We’ve seen the Tampa 2 run at its most efficient; the glory years with Tony Dungy and Jon Gruden, and Monte Kiffin with his hand on opposing offense’s pulses. We’ve played witness to Warren Sapp and Derrick Brooks striking fear in the hearts of quarterbacks with their relentless pressure and disguised zones. It is completely different that the “soft zone” scheme run by coach Schiano last year, and is miles ahead of Raheem Morris’ man-to-man/heavy blitz/zone blitz mess.
In today’s NFL, the Buccaneers are reaching to their past for help. And if it works (as we’ve seen before), this year will be fun.
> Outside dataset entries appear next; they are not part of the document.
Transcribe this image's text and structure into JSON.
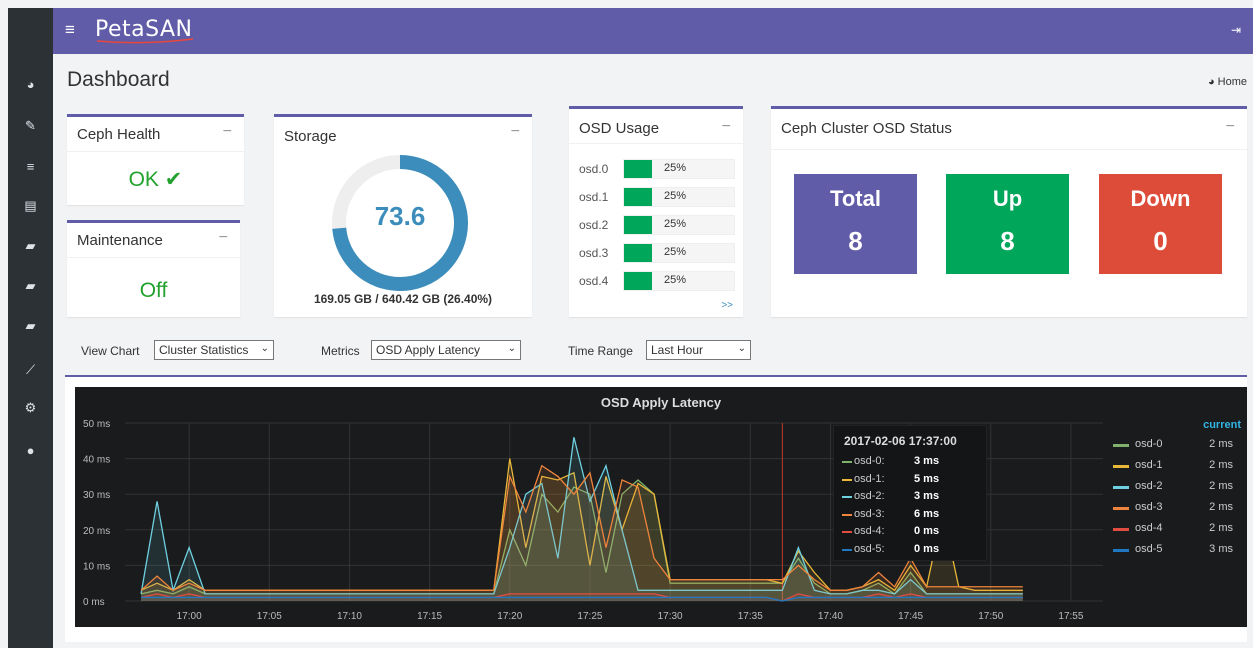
{
  "header": {
    "logo": "PetaSAN"
  },
  "page": {
    "title": "Dashboard",
    "breadcrumb": "Home"
  },
  "sidebar": {
    "items": [
      {
        "icon": "dashboard-icon"
      },
      {
        "icon": "wrench-icon"
      },
      {
        "icon": "list-icon"
      },
      {
        "icon": "server-icon"
      },
      {
        "icon": "folder-icon"
      },
      {
        "icon": "folder-icon"
      },
      {
        "icon": "folder-icon"
      },
      {
        "icon": "chart-icon"
      },
      {
        "icon": "tools-icon"
      },
      {
        "icon": "user-icon"
      }
    ]
  },
  "ceph_health": {
    "title": "Ceph Health",
    "status": "OK",
    "status_color": "#22a22c"
  },
  "maintenance": {
    "title": "Maintenance",
    "status": "Off"
  },
  "storage": {
    "title": "Storage",
    "value": "73.6",
    "fraction": 0.736,
    "capacity": "169.05 GB / 640.42 GB (26.40%)"
  },
  "osd_usage": {
    "title": "OSD Usage",
    "more": ">>",
    "items": [
      {
        "name": "osd.0",
        "pct": "25%",
        "fraction": 0.25
      },
      {
        "name": "osd.1",
        "pct": "25%",
        "fraction": 0.25
      },
      {
        "name": "osd.2",
        "pct": "25%",
        "fraction": 0.25
      },
      {
        "name": "osd.3",
        "pct": "25%",
        "fraction": 0.25
      },
      {
        "name": "osd.4",
        "pct": "25%",
        "fraction": 0.25
      }
    ]
  },
  "osd_status": {
    "title": "Ceph Cluster OSD Status",
    "total": {
      "label": "Total",
      "value": "8",
      "color": "#605ca8"
    },
    "up": {
      "label": "Up",
      "value": "8",
      "color": "#00a65a"
    },
    "down": {
      "label": "Down",
      "value": "0",
      "color": "#dd4b39"
    }
  },
  "controls": {
    "view_chart": {
      "label": "View Chart",
      "value": "Cluster Statistics"
    },
    "metrics": {
      "label": "Metrics",
      "value": "OSD Apply Latency"
    },
    "time_range": {
      "label": "Time Range",
      "value": "Last Hour"
    }
  },
  "chart_data": {
    "type": "line",
    "title": "OSD Apply Latency",
    "y_ticks": [
      "0 ms",
      "10 ms",
      "20 ms",
      "30 ms",
      "40 ms",
      "50 ms"
    ],
    "ylim": [
      0,
      50
    ],
    "x_ticks": [
      "17:00",
      "17:05",
      "17:10",
      "17:15",
      "17:20",
      "17:25",
      "17:30",
      "17:35",
      "17:40",
      "17:45",
      "17:50",
      "17:55"
    ],
    "x": [
      "16:57",
      "16:58",
      "16:59",
      "17:00",
      "17:01",
      "17:02",
      "17:03",
      "17:04",
      "17:05",
      "17:06",
      "17:07",
      "17:08",
      "17:09",
      "17:10",
      "17:11",
      "17:12",
      "17:13",
      "17:14",
      "17:15",
      "17:16",
      "17:17",
      "17:18",
      "17:19",
      "17:20",
      "17:21",
      "17:22",
      "17:23",
      "17:24",
      "17:25",
      "17:26",
      "17:27",
      "17:28",
      "17:29",
      "17:30",
      "17:31",
      "17:32",
      "17:33",
      "17:34",
      "17:35",
      "17:36",
      "17:37",
      "17:38",
      "17:39",
      "17:40",
      "17:41",
      "17:42",
      "17:43",
      "17:44",
      "17:45",
      "17:46",
      "17:47",
      "17:48",
      "17:49",
      "17:50",
      "17:51",
      "17:52"
    ],
    "grid": true,
    "series": [
      {
        "name": "osd-0",
        "color": "#7eb26d",
        "values": [
          2,
          3,
          2,
          4,
          2,
          2,
          2,
          2,
          2,
          2,
          2,
          2,
          2,
          2,
          2,
          2,
          2,
          2,
          2,
          2,
          2,
          2,
          2,
          20,
          10,
          30,
          25,
          32,
          30,
          8,
          30,
          34,
          30,
          5,
          5,
          5,
          5,
          5,
          5,
          5,
          5,
          12,
          5,
          2,
          2,
          3,
          5,
          2,
          8,
          2,
          2,
          2,
          2,
          2,
          2,
          2
        ]
      },
      {
        "name": "osd-1",
        "color": "#eab839",
        "values": [
          3,
          5,
          3,
          6,
          3,
          3,
          3,
          3,
          3,
          3,
          3,
          3,
          3,
          3,
          3,
          3,
          3,
          3,
          3,
          3,
          3,
          3,
          3,
          40,
          15,
          35,
          34,
          36,
          10,
          35,
          20,
          33,
          30,
          6,
          6,
          6,
          6,
          6,
          6,
          6,
          5,
          14,
          8,
          3,
          3,
          4,
          6,
          3,
          10,
          4,
          25,
          4,
          3,
          3,
          3,
          3
        ]
      },
      {
        "name": "osd-2",
        "color": "#6ed0e0",
        "values": [
          2,
          28,
          3,
          15,
          2,
          2,
          2,
          2,
          2,
          2,
          2,
          2,
          2,
          2,
          2,
          2,
          2,
          2,
          2,
          2,
          2,
          2,
          2,
          15,
          30,
          33,
          12,
          46,
          28,
          38,
          20,
          3,
          3,
          3,
          3,
          3,
          3,
          3,
          3,
          3,
          3,
          15,
          3,
          2,
          2,
          3,
          3,
          2,
          6,
          2,
          2,
          2,
          2,
          2,
          2,
          2
        ]
      },
      {
        "name": "osd-3",
        "color": "#ef843c",
        "values": [
          3,
          7,
          3,
          5,
          3,
          3,
          3,
          3,
          3,
          3,
          3,
          3,
          3,
          3,
          3,
          3,
          3,
          3,
          3,
          3,
          3,
          3,
          3,
          35,
          25,
          38,
          35,
          30,
          36,
          15,
          34,
          32,
          12,
          6,
          6,
          6,
          6,
          6,
          6,
          6,
          6,
          10,
          6,
          3,
          3,
          4,
          8,
          4,
          12,
          4,
          4,
          4,
          4,
          4,
          4,
          4
        ]
      },
      {
        "name": "osd-4",
        "color": "#e24d42",
        "values": [
          1,
          2,
          1,
          2,
          1,
          1,
          1,
          1,
          1,
          1,
          1,
          1,
          1,
          1,
          1,
          1,
          1,
          1,
          1,
          1,
          1,
          1,
          1,
          2,
          2,
          2,
          2,
          2,
          2,
          2,
          2,
          2,
          2,
          1,
          1,
          1,
          1,
          1,
          1,
          1,
          0,
          2,
          1,
          1,
          1,
          1,
          2,
          1,
          2,
          1,
          1,
          1,
          1,
          1,
          1,
          1
        ]
      },
      {
        "name": "osd-5",
        "color": "#1f78c1",
        "values": [
          1,
          1,
          1,
          1,
          1,
          1,
          1,
          1,
          1,
          1,
          1,
          1,
          1,
          1,
          1,
          1,
          1,
          1,
          1,
          1,
          1,
          1,
          1,
          1,
          1,
          1,
          1,
          1,
          1,
          1,
          1,
          1,
          1,
          1,
          1,
          1,
          1,
          1,
          1,
          1,
          0,
          1,
          1,
          1,
          1,
          1,
          1,
          1,
          1,
          1,
          1,
          1,
          1,
          1,
          1,
          1
        ]
      }
    ],
    "legend": {
      "header": "current",
      "values": [
        "2 ms",
        "2 ms",
        "2 ms",
        "2 ms",
        "2 ms",
        "3 ms"
      ]
    },
    "cursor_x": "17:37",
    "tooltip": {
      "time": "2017-02-06 17:37:00",
      "rows": [
        {
          "name": "osd-0:",
          "value": "3 ms"
        },
        {
          "name": "osd-1:",
          "value": "5 ms"
        },
        {
          "name": "osd-2:",
          "value": "3 ms"
        },
        {
          "name": "osd-3:",
          "value": "6 ms"
        },
        {
          "name": "osd-4:",
          "value": "0 ms"
        },
        {
          "name": "osd-5:",
          "value": "0 ms"
        }
      ]
    }
  }
}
And here we are. It all begins tonight.
Every year, the Buccaneers’ night practice serves as the team’s pep rally for the season. But before this year, it has always felt like false enthusiasm. Fans would trudge along, putting their hope in the hands of young players and inexperienced coaching staffs. After every five dud plays, there was one sparkle of hope that fans could cling to. They would talk about it on their local sports talk radio shows, but with cautious optimism.
Tonight, Tampa Bay, we throw caution to the wind.
This team has experience. While there are still young players sprinkled in at every position, this roster finally has the veteran leadership necessary to become the powerhouse they’ve had the potential to be. They finally have the coaching staff that has led before and is ready and willing to do it again. There is intrigue, not worry, around the offense. And there is excitement, and passion, for this defense to resemble what Tampa Bay became all to familiar with in the late 90’s and 2000’s.
Tonight is a night for the community to embrace their Buccaneers. They have done everything in their power to set themselves up for success. Now, they need the crowds to come out in full, screaming their lungs out for Buccaneer football like it had been done not too long ago.
It’s going to be quite some year, Bucs fans.
And it all begins tonight. Ready your krewe.